Pemex is drilling in more than 3,000 feet of water from the Centenario Oil Platform in the southern Gulf of Mexico. Finally after 75 years of government blockage Mexico is seeking outside partnerships for its future.
Pemex has lacked the money and technical capacity to extract from its deeper waters.
With the Mexican Senate passing legislation opening its oil industry on December 10, 2013 the government is hoping that partnerships with foreign companies will mean billions of dollars of new reserves. The constitutional amendments will allow private investment into the country's oil industry.
The companies poised to benefit from the Mexican Senate vote to allow some foreign investment would be the large major oil companies which some analysts feel have no room to grow. These would be Exxon Mobil (XOM), BP (BP), Chevron Corporation (CVX).
Pemex estimate that 50 billion barrels of oil reside in the depths of the gulf, more than all of Mexico's proven reserves on land and in shallower waters.
The Centenario rig (one of four rigs Pemex is renting to make its first exploratory wells in deep water) is located in the Lakach Field. Of the 28 wells associated with those rigs, Pemex officials say they have found evidence of oil or gas at 15. The company's head of exploration and production, Carlos Morales, predicted that deep-water oil could one day account for as much as 30 percent of Mexico's production.

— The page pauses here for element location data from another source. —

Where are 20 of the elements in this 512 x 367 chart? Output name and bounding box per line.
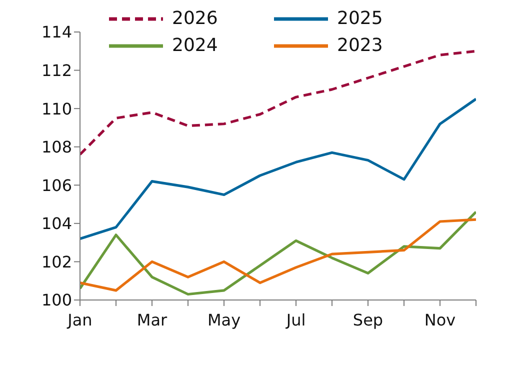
x-tick-label: Jul xyxy=(285,310,306,330)
y-tick-label: 110 xyxy=(41,99,72,118)
legend-label: 2023 xyxy=(337,35,383,56)
x-tick-label: May xyxy=(207,310,241,330)
y-tick-label: 108 xyxy=(41,138,72,157)
y-tick-label: 106 xyxy=(41,176,72,195)
line-series xyxy=(80,50,476,156)
x-tick-label: Sep xyxy=(352,310,384,330)
legend-label: 2025 xyxy=(337,8,383,29)
legend-label: 2026 xyxy=(172,8,218,29)
y-tick-label: 100 xyxy=(41,290,72,310)
y-tick-label: 104 xyxy=(41,214,72,234)
x-tick-label: Jan xyxy=(66,310,92,330)
line-series xyxy=(80,98,476,240)
y-tick-label: 112 xyxy=(41,60,72,80)
x-tick-label: Nov xyxy=(424,310,456,330)
y-tick-label: 102 xyxy=(41,252,72,272)
y-tick-label: 114 xyxy=(41,22,72,42)
x-tick-label: Mar xyxy=(136,310,168,330)
legend-label: 2024 xyxy=(172,35,218,56)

Going from test wells to production takes years of planning and huge investments to build the infrastructure to exploit the oil reserves. Pemex will not have the money to fund the deep water development according to Government Studies with losses on each unsuccessful well around 12bn USD. Pemex who is only planning to spend 26bn USD in 2014 which is far short of the 60bn USD estimated needed each year to properly exploit the deep water reserves.
The technical expertise needed is only available for using the major oil companies of the world. Pemex is not ready to attack these wells themselves. They will only probably play a part in the consortium with international companies. The rewards of the deep water plays will have to be large enough to provide the international companies a good return. It will still be a win-win situation as Pemex can start to reverse its 25 year slide in oil production. While the major international oil companies can take the lessons earned in the last 30 years and expand development the Gulf of Mexico.
I spent over a decade my working life with INTEC Engineering (a specialist deep water engineering firm) eventually serving as group controller. I accounted for the engineering of some of the largest deep water Gulf of Mexico projects. It always seemed insane to me that the fields in Mexico territorial waters (let alone the eastern gulf) were not being utilized.